Dans un entretien qui nous a été donné à son domicile de Rabat, il a longuement évoqué la réalité, la particularité et la complexité de ce dossier ainsi que les premières actions du CORCAS qu’il préside et qui est appelé à jouer un rôle de tout premier ordre dans les mois qui viennent. Voici le texte intégral de cet entretien.

L
e Conseil de sécurité de l’ONU laisse entendre que la situation de blocage dans le Sahara n’a que trop duré.

La Gazette du Maroc : Commençons d’abord par l’amnistie royale ayant concerné 48 détenus sahraouis suite à une intervention en leur faveur de la part du Conseil royal consultatif pour les affaires du Sahara (CORCAS) que vous présidez. Cela signifie-t-il que le CORCAS a déjà entamé son travail ?

Khalli Henna Ould Errachid : Oui effectivement, et c’est une preuve concrète que notre conseil a déjà commencé à exercer son action et ses prérogatives. Une action efficace et constructive et aussi une action politique à tous les niveaux.

Cette démarche de Sa Majesté le Roi Mohammed VI d’accorder sa grâce au reste des détenus, suite aux derniers événements survenus dans les provinces sahariennes, est la preuve tangible que la politique menée par le Souverain est une politique sérieuse et clairvoyante en vue de mettre en application le contenu de son discours du 25 mars dernier dans la ville de Laâyoune.
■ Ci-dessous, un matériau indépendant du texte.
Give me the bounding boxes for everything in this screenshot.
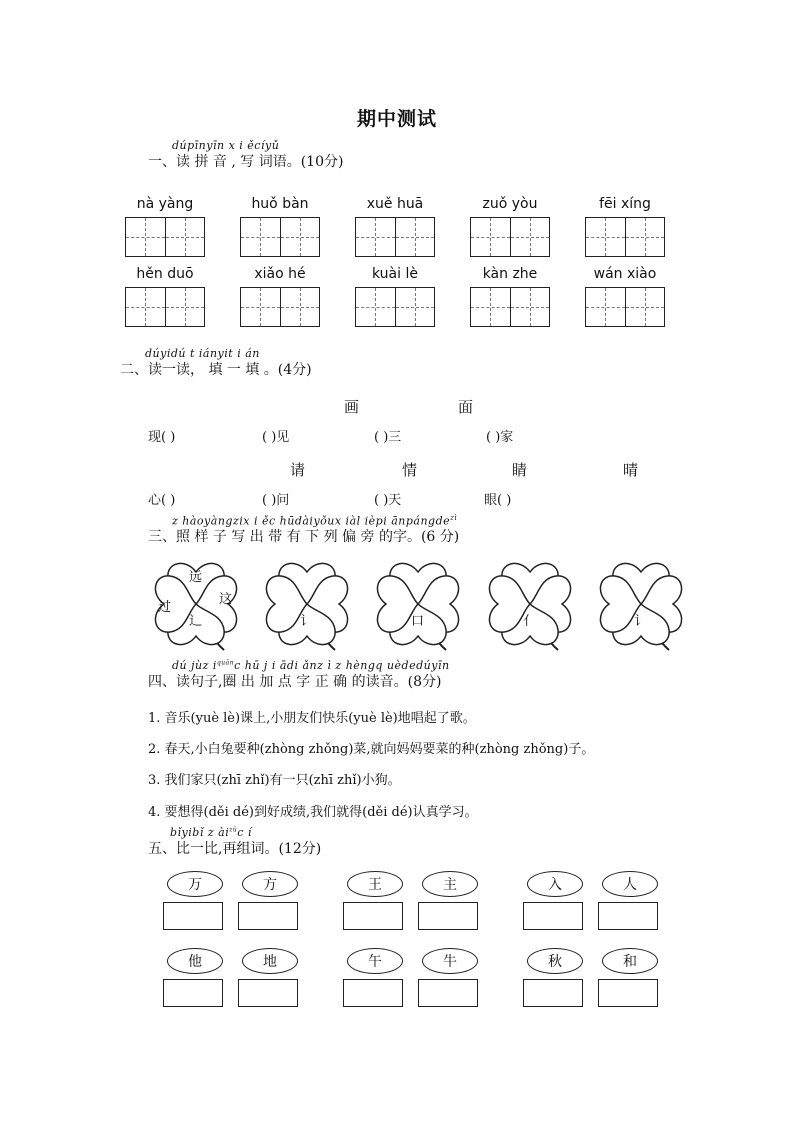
clover-leaf-blank[interactable]	[376, 592, 400, 616]
clover-char-top: 远	[189, 570, 203, 585]
clover-leaf-blank[interactable]	[406, 562, 430, 586]
answer-box[interactable]	[523, 902, 583, 930]
clover-leaf-blank[interactable]	[265, 592, 289, 616]
radical-label: 口	[411, 614, 425, 629]
answer-box[interactable]	[238, 979, 298, 1007]
fill-blank-item[interactable]: 眼( )	[484, 493, 512, 508]
compare-char-oval: 万	[167, 871, 223, 897]
clover-leaf-blank[interactable]	[548, 592, 572, 616]
pinyin-label: huǒ bàn	[251, 196, 309, 212]
fill-blank-item[interactable]: 心( )	[148, 493, 176, 508]
section1-heading: 一、读 拼 音 , 写 词语。(10分)	[148, 154, 344, 170]
compare-char-oval: 入	[527, 871, 583, 897]
choice-char: 晴	[623, 461, 639, 479]
tianzige-box[interactable]	[125, 287, 205, 327]
fill-blank-item[interactable]: ( )三	[374, 430, 402, 445]
compare-char-oval: 牛	[422, 948, 478, 974]
pinyin-label: wán xiào	[593, 266, 657, 282]
clover-leaf-blank[interactable]	[518, 562, 542, 586]
compare-char-oval: 秋	[527, 948, 583, 974]
clover-leaf-blank[interactable]	[659, 592, 683, 616]
section5-pinyin: bǐyibǐ z $ài^{zǔ}c$ í	[170, 826, 252, 839]
fill-blank-item[interactable]: ( )天	[374, 493, 402, 508]
choice-char: 面	[458, 398, 474, 416]
page-title: 期中测试	[356, 108, 437, 130]
clover-char-bottom: 辶	[189, 614, 203, 629]
answer-box[interactable]	[418, 979, 478, 1007]
section4-pinyin: dú jùz $i^{quān}c$ hū j i ādi ǎnz ì z hèngq uèdedúyīn	[172, 659, 450, 672]
sentence-item[interactable]: 2. 春天,小白兔要种(zhòng zhǒng)菜,就向妈妈要菜的种(zhòng zhǒng)子。	[148, 742, 595, 757]
compare-char-oval: 他	[167, 948, 223, 974]
answer-box[interactable]	[163, 902, 223, 930]
section3-pinyin: z hàoyàngzix i ěc hūdàiyǒux iàl ièpi ānpángde$^{zì}$	[172, 514, 458, 528]
choice-char: 请	[290, 461, 306, 479]
pinyin-label: fēi xíng	[599, 196, 651, 212]
pinyin-label: kuài lè	[372, 266, 418, 282]
tianzige-box[interactable]	[585, 287, 665, 327]
compare-char-oval: 和	[602, 948, 658, 974]
answer-box[interactable]	[598, 902, 658, 930]
compare-char-oval: 主	[422, 871, 478, 897]
tianzige-box[interactable]	[240, 217, 320, 257]
choice-char: 睛	[512, 461, 528, 479]
pinyin-label: xuě huā	[366, 196, 424, 212]
clover-leaf-blank[interactable]	[488, 592, 512, 616]
clover-char-left: 过	[158, 600, 172, 615]
answer-box[interactable]	[343, 902, 403, 930]
section4-heading: 四、读句子,圈 出 加 点 字 正 确 的读音。(8分)	[148, 674, 442, 690]
radical-label: 亻	[523, 614, 537, 629]
pinyin-label: zuǒ yòu	[482, 196, 538, 212]
section2-pinyin: dúyidú t iányit i án	[145, 347, 260, 360]
sentence-item[interactable]: 3. 我们家只(zhī zhǐ)有一只(zhī zhǐ)小狗。	[148, 773, 401, 788]
section1-pinyin: dúpīnyīn x i ěcíyǔ	[172, 139, 280, 152]
fill-blank-item[interactable]: ( )见	[262, 430, 290, 445]
fill-blank-item[interactable]: ( )问	[262, 493, 290, 508]
pinyin-label: xiǎo hé	[254, 266, 306, 282]
fill-blank-item[interactable]: 现( )	[148, 430, 176, 445]
choice-char: 情	[402, 461, 418, 479]
compare-char-oval: 方	[242, 871, 298, 897]
tianzige-box[interactable]	[355, 287, 435, 327]
tianzige-box[interactable]	[125, 217, 205, 257]
section3-heading: 三、照 样 子 写 出 带 有 下 列 偏 旁 的字。(6 分)	[148, 529, 460, 545]
clover-leaf-blank[interactable]	[325, 592, 349, 616]
answer-box[interactable]	[238, 902, 298, 930]
clover-leaf-blank[interactable]	[599, 592, 623, 616]
compare-char-oval: 午	[347, 948, 403, 974]
tianzige-box[interactable]	[355, 217, 435, 257]
clover-leaf-blank[interactable]	[295, 562, 319, 586]
radical-label: 讠	[634, 614, 648, 629]
sentence-item[interactable]: 4. 要想得(děi dé)到好成绩,我们就得(děi dé)认真学习。	[148, 805, 478, 820]
sentence-item[interactable]: 1. 音乐(yuè lè)课上,小朋友们快乐(yuè lè)地唱起了歌。	[148, 711, 476, 726]
pinyin-label: kàn zhe	[482, 266, 538, 282]
answer-box[interactable]	[163, 979, 223, 1007]
fill-blank-item[interactable]: ( )家	[486, 430, 514, 445]
clover-char-right: 这	[219, 592, 233, 607]
tianzige-box[interactable]	[470, 217, 550, 257]
radical-label: 讠	[300, 614, 314, 629]
answer-box[interactable]	[343, 979, 403, 1007]
pinyin-label: hěn duō	[136, 266, 194, 282]
compare-char-oval: 地	[242, 948, 298, 974]
section2-heading: 二、读一读， 填 一 填 。(4分)	[120, 362, 312, 378]
pinyin-label: nà yàng	[136, 196, 194, 212]
clover-leaf-blank[interactable]	[629, 562, 653, 586]
section5-heading: 五、比一比,再组词。(12分)	[148, 841, 322, 857]
compare-char-oval: 王	[347, 871, 403, 897]
answer-box[interactable]	[418, 902, 478, 930]
clover-leaf-blank[interactable]	[436, 592, 460, 616]
answer-box[interactable]	[523, 979, 583, 1007]
choice-char: 画	[344, 398, 360, 416]
tianzige-box[interactable]	[470, 287, 550, 327]
tianzige-box[interactable]	[585, 217, 665, 257]
answer-box[interactable]	[598, 979, 658, 1007]
tianzige-box[interactable]	[240, 287, 320, 327]
compare-char-oval: 人	[602, 871, 658, 897]
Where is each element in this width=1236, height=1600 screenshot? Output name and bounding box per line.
Une démarche qui vise, avant tout, à créer les conditions d’une réconciliation définitive et irréversible des populations sahraouies là où elles se trouvent et à tourner la page du passé et tous ses aspects négatifs et inaugurer une phase nouvelle.

L’axe principal de cette initiative est le fait que l’autonomie va être édifiée sur des bases solides, fortes et modernes, englobant tous les secteurs, qu’ils soient d’ordre politique, économique ou social, d’une façon qui puisse satisfaire toutes les composantes de la société marocaine et à sa tête la composante sahraouie.

En conséquence, la politique actuelle tend à démontrer que le projet marocain conduit par Sa Majesté le Roi est un projet sérieux et crédible.

LGM : Le dernier rapport de Koffi Annan, en plus du fait qu’il a recommandé la prorogation de la mission de la Minurso au Sahara, a surtout appelé à une solution politique équitable et acceptable par toutes les parties. Cela signifie-t-il que le plan de James Baker a été définitivement abandonné ainsi que l’idée du référendum d’autodétermination ?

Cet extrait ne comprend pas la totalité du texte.